In issue 2 it really feels like Remender is deliberately trying to downplay the World War two elements of Steve Rogers that although they were very much overdone by Brubaker, are pivotal to the character. This first story arc of the new run, Castaway in dimension Z, sees Steve thrown completely out of his element as he is trapped in a twisted dimension ruled by crazy Nazi doctor Arnim Zola. In short it both looks and reads like Captain America in Space.
For the most part the setting just doesn’t feel right for the character, apart from Cap and Zola all the other characters are new and feel terribly foreign and alien. Don’t get me wrong I like new characters and change as much as the next guy, but in Captain America #2 there’s just a bit too much of it without enough explanation and grounding. There’s no real justification for as to why Steve is Dimension Z and it all starts to come across as change for the sake of change.

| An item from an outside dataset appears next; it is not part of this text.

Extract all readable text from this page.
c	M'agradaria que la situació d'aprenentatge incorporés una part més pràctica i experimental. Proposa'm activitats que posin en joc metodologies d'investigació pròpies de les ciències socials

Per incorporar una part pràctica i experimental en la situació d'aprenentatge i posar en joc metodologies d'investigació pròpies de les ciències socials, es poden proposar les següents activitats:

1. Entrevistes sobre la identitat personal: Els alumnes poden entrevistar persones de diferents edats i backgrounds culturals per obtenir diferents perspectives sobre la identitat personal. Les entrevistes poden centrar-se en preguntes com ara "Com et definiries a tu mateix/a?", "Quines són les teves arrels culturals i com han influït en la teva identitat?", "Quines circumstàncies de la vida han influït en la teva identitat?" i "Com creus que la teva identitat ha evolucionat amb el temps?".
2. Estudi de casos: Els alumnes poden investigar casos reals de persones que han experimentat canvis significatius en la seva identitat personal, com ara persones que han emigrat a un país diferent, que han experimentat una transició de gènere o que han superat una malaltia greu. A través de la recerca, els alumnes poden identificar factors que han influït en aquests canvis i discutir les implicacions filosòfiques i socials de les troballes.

As pointed out by Andrew Taylor in his review of Captain America #1, from a technical standpoint the book is great. Romita’s art pops, Remender’s dialogue is great and overall the book flows well. Captain America #2 delivers some stunning visuals and some great fight scenes as well as portraying a delightfully weary and dishevelled Cap.
The flashbacks of a young Steve living through the great depression are all handled well and seem purposeful. There’s always a point for them being there and they usually resonate and tie in with what’s going on in the present. I cannot stress enough that this isn’t a bad books and is well above average in both art and written dialogue. It’s Reminder’s direction and vision for the character that is lacking, however the actual execution is spot on.
This by no means a ‘must read’ but if you like Captain America, or even just a fan of Romita’s artwork, I’m confident you find something to like here. It’s a good book, just not a great one.